Un rumore dietro la porta fa intendere che ormai l'ambulatorio è aperto. Così giro la maniglia e questa si apre. Al che la signora parlante si gira di scatto e la lascio passare come si fa coi tori davanti alla muleta. Lei però aspetta il dottor tal dei tali che non arriva mentre l'altra per sua fortuna va dritta verso l'altra porta aperta del medico specialista.

Il mio medico è diventato più anziano ma è sempre gentile, si notano dei mocassini colorati in contrasto con il grigiore del resto. Inoltre perlustra il fondo dei miei occhi con varie apparecchiature con il solito garbo e cortesia. Ruota ogni attrezzo il maestro degli occhi, copre le pupille quando serve e poi le scopre, dice di guardare verso la lucetta e io guardo. Poi si avvicina come se volesse vedere dentro la cornea con un attrezzo luminoso, si avvicina e stringe il dorso della mano sulla mia guancia fino a che dice, ora guardi la luce. Stringe forte anche l'altro occhio e l'altra guancia, poi finisce tutto.

Credo di aver diritto a un rimborso parziale di una parcella e mi reco perciò all'ufficio amministrativo guidato da due altre impiegate diverse dalle prime addette all'ambulatorio. Ma la signora parlante mi ha seguito e ora aspetta anche lei davanti al secondo sportello. L'odore di colonia si è impossessato così di quest'altro ufficio adiacente al primo in un altro numero della via e di tutti noi che aspettiamo un certificato e una fotocopia come riscontro.

Per un attimo, uscito fuori per strada, mi sono chiesto se la puzza mi era stata attaccata per contagio.
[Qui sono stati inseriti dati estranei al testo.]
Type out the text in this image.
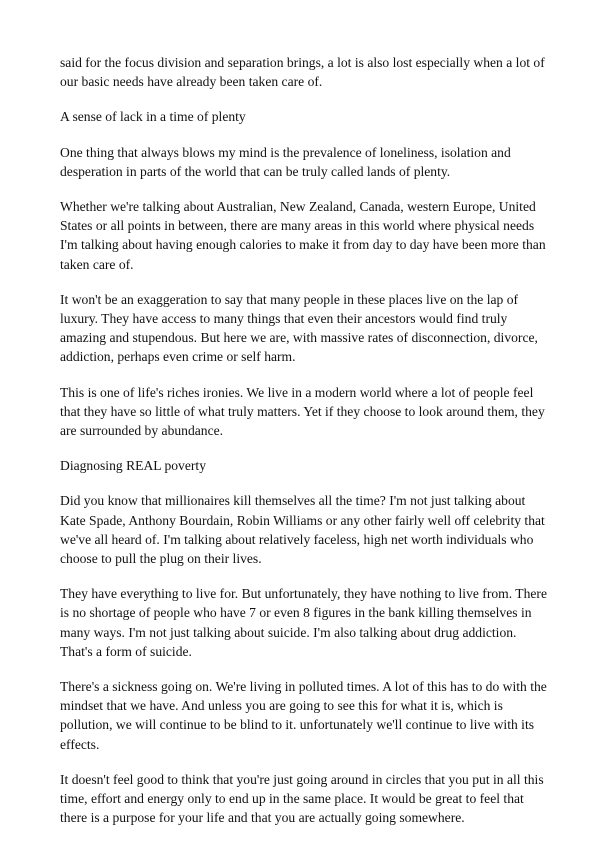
said for the focus division and separation brings, a lot is also lost especially when a lot of our basic needs have already been taken care of.

A sense of lack in a time of plenty

One thing that always blows my mind is the prevalence of loneliness, isolation and desperation in parts of the world that can be truly called lands of plenty.

Whether we're talking about Australian, New Zealand, Canada, western Europe, United States or all points in between, there are many areas in this world where physical needs I'm talking about having enough calories to make it from day to day have been more than taken care of.

It won't be an exaggeration to say that many people in these places live on the lap of luxury. They have access to many things that even their ancestors would find truly amazing and stupendous. But here we are, with massive rates of disconnection, divorce, addiction, perhaps even crime or self harm.

This is one of life's riches ironies. We live in a modern world where a lot of people feel that they have so little of what truly matters. Yet if they choose to look around them, they are surrounded by abundance.

Diagnosing REAL poverty

Did you know that millionaires kill themselves all the time? I'm not just talking about Kate Spade, Anthony Bourdain, Robin Williams or any other fairly well off celebrity that we've all heard of. I'm talking about relatively faceless, high net worth individuals who choose to pull the plug on their lives.

They have everything to live for. But unfortunately, they have nothing to live from. There is no shortage of people who have 7 or even 8 figures in the bank killing themselves in many ways. I'm not just talking about suicide. I'm also talking about drug addiction. That's a form of suicide.

There's a sickness going on. We're living in polluted times. A lot of this has to do with the mindset that we have. And unless you are going to see this for what it is, which is pollution, we will continue to be blind to it. unfortunately we'll continue to live with its effects.

It doesn't feel good to think that you're just going around in circles that you put in all this time, effort and energy only to end up in the same place. It would be great to feel that there is a purpose for your life and that you are actually going somewhere.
O se venisse da me, oggi che ho fatto la doccia con un sapone diverso. Chissà tante volte, non si sa mai. Ma non avendo un riscontro preciso sulla questione ho ritenuto di non pensarci più. La signora con gli occhiali e l'ombrello era scomparsa ormai ed era ora di fare colazione con una bella brioscia e un cappuccino al chiosco del Tumbun di San Marco.